IMAGE.ie Editorial Director, Dominique McMullan had a similar experience, “I was bullied as a teen for being overweight, I had boys literally chasing me down the street. Then I lost weight in my early 20s and the change was so palpable. Suddenly people were interested in me, and not just in shagging me but actually just listening to what I had to say. It was upsetting to me. Ignorance really was bliss before, I had no idea that all these opportunities weren’t coming my way because of an extra stone of weight on my body.”
Ugliness is something that people want to argue with you about. I casually mentioned my decade of ugliness to two women recently who immediately tried to disabuse me of this opinion. “I really don’t feel much emotion about it,” I attempted to comfort them when they looked stricken at my description of Ugly Sophie. Now my line on it is that being ugly or having an ugly period in your formative years can be the making of us. Ugs or Former Ugs will never attach as much self-esteem to what is essentially a trick of genetics, context, and timing as those who had it once and then lost it.

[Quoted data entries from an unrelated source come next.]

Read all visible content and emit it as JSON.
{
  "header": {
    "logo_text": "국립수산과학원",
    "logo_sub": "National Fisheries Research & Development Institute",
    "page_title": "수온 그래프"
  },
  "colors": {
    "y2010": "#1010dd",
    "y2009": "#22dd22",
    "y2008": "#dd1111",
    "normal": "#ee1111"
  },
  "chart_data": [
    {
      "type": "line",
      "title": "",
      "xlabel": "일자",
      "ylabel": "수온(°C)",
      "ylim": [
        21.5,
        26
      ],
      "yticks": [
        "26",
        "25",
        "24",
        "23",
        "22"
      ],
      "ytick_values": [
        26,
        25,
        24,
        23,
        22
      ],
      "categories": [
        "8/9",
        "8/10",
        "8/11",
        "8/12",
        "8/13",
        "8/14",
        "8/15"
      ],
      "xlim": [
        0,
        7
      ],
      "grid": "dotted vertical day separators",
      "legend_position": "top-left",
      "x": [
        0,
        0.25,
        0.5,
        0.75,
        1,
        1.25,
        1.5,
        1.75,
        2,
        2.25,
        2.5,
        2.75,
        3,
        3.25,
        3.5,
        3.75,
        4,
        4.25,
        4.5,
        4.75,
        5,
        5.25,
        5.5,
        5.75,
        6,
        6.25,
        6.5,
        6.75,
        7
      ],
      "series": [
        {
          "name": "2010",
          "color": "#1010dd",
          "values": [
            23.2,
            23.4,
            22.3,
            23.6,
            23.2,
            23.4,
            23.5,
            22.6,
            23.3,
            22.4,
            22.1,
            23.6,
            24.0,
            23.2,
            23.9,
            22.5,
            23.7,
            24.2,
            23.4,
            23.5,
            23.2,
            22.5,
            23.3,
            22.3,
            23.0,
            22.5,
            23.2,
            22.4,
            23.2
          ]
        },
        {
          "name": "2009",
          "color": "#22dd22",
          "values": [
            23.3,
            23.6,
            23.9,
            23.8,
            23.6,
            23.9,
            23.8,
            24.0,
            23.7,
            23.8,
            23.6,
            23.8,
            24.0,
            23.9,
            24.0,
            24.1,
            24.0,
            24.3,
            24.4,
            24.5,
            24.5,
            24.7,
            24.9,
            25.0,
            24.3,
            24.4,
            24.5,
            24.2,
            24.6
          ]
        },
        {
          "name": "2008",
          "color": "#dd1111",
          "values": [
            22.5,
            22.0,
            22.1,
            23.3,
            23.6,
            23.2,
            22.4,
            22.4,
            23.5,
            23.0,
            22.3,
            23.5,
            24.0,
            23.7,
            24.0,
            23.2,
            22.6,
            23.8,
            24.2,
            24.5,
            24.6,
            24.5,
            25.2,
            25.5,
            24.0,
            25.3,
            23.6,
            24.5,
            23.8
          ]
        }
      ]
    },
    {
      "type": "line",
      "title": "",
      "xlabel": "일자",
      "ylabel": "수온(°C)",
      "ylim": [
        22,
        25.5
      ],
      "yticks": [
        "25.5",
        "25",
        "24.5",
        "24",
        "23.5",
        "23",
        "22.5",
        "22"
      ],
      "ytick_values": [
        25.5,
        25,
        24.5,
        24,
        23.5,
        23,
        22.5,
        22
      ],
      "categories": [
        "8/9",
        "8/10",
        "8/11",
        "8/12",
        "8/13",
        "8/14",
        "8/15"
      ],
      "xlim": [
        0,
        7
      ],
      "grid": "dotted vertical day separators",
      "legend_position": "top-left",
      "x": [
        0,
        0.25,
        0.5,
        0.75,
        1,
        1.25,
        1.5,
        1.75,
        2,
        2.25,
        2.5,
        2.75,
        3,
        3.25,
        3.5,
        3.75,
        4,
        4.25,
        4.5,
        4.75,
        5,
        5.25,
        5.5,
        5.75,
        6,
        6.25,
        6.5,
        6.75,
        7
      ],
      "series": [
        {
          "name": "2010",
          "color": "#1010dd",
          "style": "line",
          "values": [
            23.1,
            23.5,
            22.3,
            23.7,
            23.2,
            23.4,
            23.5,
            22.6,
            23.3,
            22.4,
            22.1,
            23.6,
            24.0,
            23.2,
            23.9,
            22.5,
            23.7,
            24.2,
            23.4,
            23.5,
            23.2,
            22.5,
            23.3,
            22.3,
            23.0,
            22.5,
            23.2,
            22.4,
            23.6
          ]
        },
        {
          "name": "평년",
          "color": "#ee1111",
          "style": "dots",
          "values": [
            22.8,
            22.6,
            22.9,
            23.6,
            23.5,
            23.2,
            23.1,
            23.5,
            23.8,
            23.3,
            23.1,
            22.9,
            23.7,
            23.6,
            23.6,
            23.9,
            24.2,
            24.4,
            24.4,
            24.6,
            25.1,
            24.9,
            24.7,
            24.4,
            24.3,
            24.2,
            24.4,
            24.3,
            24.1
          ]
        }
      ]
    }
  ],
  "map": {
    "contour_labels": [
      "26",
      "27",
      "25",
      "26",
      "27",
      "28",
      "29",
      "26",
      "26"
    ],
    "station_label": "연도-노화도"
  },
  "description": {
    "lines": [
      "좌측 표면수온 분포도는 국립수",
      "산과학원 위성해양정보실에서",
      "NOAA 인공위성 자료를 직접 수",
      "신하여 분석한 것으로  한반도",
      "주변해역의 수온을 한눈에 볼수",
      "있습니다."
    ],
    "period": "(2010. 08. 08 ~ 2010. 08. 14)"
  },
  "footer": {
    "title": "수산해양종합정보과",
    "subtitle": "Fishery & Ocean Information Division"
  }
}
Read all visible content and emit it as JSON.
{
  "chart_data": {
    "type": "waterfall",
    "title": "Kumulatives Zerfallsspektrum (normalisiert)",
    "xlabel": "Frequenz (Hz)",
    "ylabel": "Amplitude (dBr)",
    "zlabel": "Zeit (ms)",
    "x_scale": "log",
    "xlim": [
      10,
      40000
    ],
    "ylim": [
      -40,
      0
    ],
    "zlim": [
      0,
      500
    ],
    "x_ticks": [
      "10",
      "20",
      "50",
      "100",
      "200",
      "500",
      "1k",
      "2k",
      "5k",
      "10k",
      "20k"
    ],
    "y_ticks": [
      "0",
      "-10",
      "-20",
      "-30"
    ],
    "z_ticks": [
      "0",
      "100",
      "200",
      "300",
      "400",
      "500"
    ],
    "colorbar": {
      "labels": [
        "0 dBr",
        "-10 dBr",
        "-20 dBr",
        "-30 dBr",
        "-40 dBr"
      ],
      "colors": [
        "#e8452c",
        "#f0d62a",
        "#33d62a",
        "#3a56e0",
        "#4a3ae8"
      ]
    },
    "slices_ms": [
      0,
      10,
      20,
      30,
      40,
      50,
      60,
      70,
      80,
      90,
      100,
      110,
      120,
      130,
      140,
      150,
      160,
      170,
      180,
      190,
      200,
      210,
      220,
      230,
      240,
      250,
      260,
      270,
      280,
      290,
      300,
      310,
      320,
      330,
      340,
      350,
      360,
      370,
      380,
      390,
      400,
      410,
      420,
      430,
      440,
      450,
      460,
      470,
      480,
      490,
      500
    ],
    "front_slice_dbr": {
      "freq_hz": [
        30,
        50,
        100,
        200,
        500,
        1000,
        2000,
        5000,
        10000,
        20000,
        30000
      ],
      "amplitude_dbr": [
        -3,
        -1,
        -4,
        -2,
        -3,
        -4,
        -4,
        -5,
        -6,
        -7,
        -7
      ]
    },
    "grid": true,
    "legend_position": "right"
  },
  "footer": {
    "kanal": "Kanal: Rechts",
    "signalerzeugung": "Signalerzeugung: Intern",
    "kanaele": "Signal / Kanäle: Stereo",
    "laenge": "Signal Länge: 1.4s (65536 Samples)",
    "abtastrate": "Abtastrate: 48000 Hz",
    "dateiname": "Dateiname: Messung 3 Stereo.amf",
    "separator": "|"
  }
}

Beauty, if or when you acquire it, is a currency but the currency of hotness is a fleeting one. It is the currency of a false economy. Of course, female beauty is a very particular thing. As Roxanne Gay put it when speaking to Vox, “There are a lot of consequences to living in a body, and to living in a woman’s body. I think you spend your entire life on display, whether you want to be or not. I’m very interested in exploring that, and how we live with that.”
When women speak about their bodies and the experience of living in them, we court danger. In pitching this very piece I joked that I’d probably be trolled. New York writer, Kristin Salaky wrote a response to a Dove campaign celebrating “real beauty” – it’s worth mentioning that the “real” beauty in question still hit a reasonable metric of attractiveness, kind of like “TV ugly” – and her message that she was ugly and perfectly okay with that, was not warmly received. People had complaints ranging from the fact that indeed she was ugly, to accusations that she was self-obsessed and many even whined that she wasn’t ugly enough. Per usual, you can’t win when you’ve got a vagina.
In 2015, English journalists, Polly Vernon and Bryony Gordon wrote about their bodies provoking a similar tsunami of abuse. The reason? Vernon had written about liking her (thin) body and Gordon had written about liking her (heavier) body. The cheek (ahem).
Earlier today, I passed a magazine with Kim Kardashian in a bikini on the cover and the headline: “Why Kim K is living on 500 calories a day” and I genuinely felt pity for this honed and hard-won beauty. This is what she believes it takes for her to participate in this economy of hotness. I simply cannot believe that the return on that level of deprivation is worth it.
Beautiful or not, enjoying your personal aesthetic is a creative outlet but never forget that pursuit of beauty has always been a dangerous game for women. In the 1800s we slowly poisoned ourselves with lead and arsenic makeup products, in the 1900s we deformed our ribcages and misaligned our spines with corsets, and in the 20th century, we’ve casually sliced and plumped and filled our way to impossible beauty. We’ve surfed three waves of feminism in the last century, and still, there is much work to be done. We’ve swapped corsets for waist trainers and lead for semen facials, and little has changed in terms of the scrutiny of our appearance. A famous woman going make-up-free is “inspiring”, yet Zadie Smith dismissing make-up routines manages to p*ss everyone off.
I appreciate my ugly years, they saved me from ever attaching too much worth to my features. The phrase beauty is in the eye of the beholder is supposed to be a comforting phrase but I prefer “beauty is boring, what else you got?”